Any clues about what you’re doing at the Venice Biennale?
It isn’t a big object or construction in the middle of a room. I don’t want to do a Biennale spectacular. Having said that, I made a life-size inflatable Stonehenge (Sacrilege) last year.
Why did you get people jumping all over Stonehenge?
I wanted to make something that was ridiculous, fun and interactive, a visceral take on British history, to give access to a place you can’t get access to anymore, and to point to the absurdity of the way we look at our heritage.
Marmite Magritte: Jeremy Deller at the Trevi Cafe in Highbury, London. Photograph by Bill Burlington.
Why do you avoid making grand artistic statements?
Probably because I didn’t go to art college, so I don’t feel that I’m in a position to do that. I don’t have traditional art-making skills, so I often rely on people who do to help – collaboration is a big part of what I do.
How did you get from studying art history at the Courtauld to being an artist?
It’s a five-year story of unemployment, chance and accidentally burning a David Hockney print on my first day of work at a Cork Street gallery.
You have been called a social sculptor because your work, like the re-enactment of the Battle of Orgreave about the 1984 miners’ strike, often involves the public.
Sometimes the public is the work. I work with people as another artist might use paint – to work with them to express ideas is the most exciting and fulfilling thing, I love that.
Does art uplift you?
It can. Museums, actually, more than art – like the Ashmolean, and the Pitt Rivers in Oxford, or the Carnegie Museum in Pittsburgh. But it can depress you as well, when you see bad work.
Your art epiphany?
At the RA, when I was around 11 or 12, at an exhibition called ‘Art of the Avant-Garde in Russia: The George Costakis Collection’. It had some amazing Malevich and Suprematist paintings – very extreme abstract art. It was mind-blowing.
Do you have any role models?
Andy Warhol. I wouldn’t necessarily want to be like him, but visiting his studio, the Factory, in New York in 1986 showed me what was possible as an artist – that you could do whatever you wanted, more or less – and I was very excited by that.
Who would you choose to do your portrait?

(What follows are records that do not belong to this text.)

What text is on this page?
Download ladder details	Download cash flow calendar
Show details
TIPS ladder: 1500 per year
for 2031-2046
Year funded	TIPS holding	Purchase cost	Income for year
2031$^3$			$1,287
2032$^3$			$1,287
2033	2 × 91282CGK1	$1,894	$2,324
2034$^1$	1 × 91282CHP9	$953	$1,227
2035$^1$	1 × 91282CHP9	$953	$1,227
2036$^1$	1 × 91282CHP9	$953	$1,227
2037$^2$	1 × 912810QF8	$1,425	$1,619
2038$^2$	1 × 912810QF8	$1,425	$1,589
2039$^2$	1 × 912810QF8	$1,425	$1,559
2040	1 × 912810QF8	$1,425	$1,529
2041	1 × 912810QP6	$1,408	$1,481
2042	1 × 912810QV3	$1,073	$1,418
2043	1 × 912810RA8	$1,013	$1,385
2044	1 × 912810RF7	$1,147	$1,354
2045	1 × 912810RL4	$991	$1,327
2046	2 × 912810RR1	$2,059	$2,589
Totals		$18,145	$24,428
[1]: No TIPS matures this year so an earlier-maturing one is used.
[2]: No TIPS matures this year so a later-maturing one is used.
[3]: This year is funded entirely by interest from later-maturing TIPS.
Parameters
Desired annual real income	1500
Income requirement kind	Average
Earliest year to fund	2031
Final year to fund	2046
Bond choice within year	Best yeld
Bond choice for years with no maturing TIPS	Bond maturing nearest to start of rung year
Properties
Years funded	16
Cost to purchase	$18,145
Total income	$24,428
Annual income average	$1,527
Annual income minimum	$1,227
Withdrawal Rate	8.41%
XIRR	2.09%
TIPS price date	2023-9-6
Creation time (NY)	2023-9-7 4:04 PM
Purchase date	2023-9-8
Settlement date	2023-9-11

Frans Hals. The Hals exhibition at the RA was great. Even though he’s known as a portraitist, he is still underrated considering what he achieved.
Which figure in a famous painting would you be?
Any male figure surrounded by loads of naked women. Actaeon in Titian’s Diana and Actaeon, perhaps, but then he gets turned into a stag and eaten alive by his dogs. So let’s say Actaeon before he gets turned into a stag.
You’ve made works about the Manic Street Preachers and David Bowie, among others. Why is pop so important?
Literature and film often sum up a moment in history and change social attitudes and culture. Music does the same – look at the Bowie show at the V&A.
Pink. It’s good for men to wear it – claim it back.
What do you do to relax?
I don’t really relax. I don’t go on holidays, or whenever I do I find them quite stressful. In my work, I’m surrounded by things I like anyway.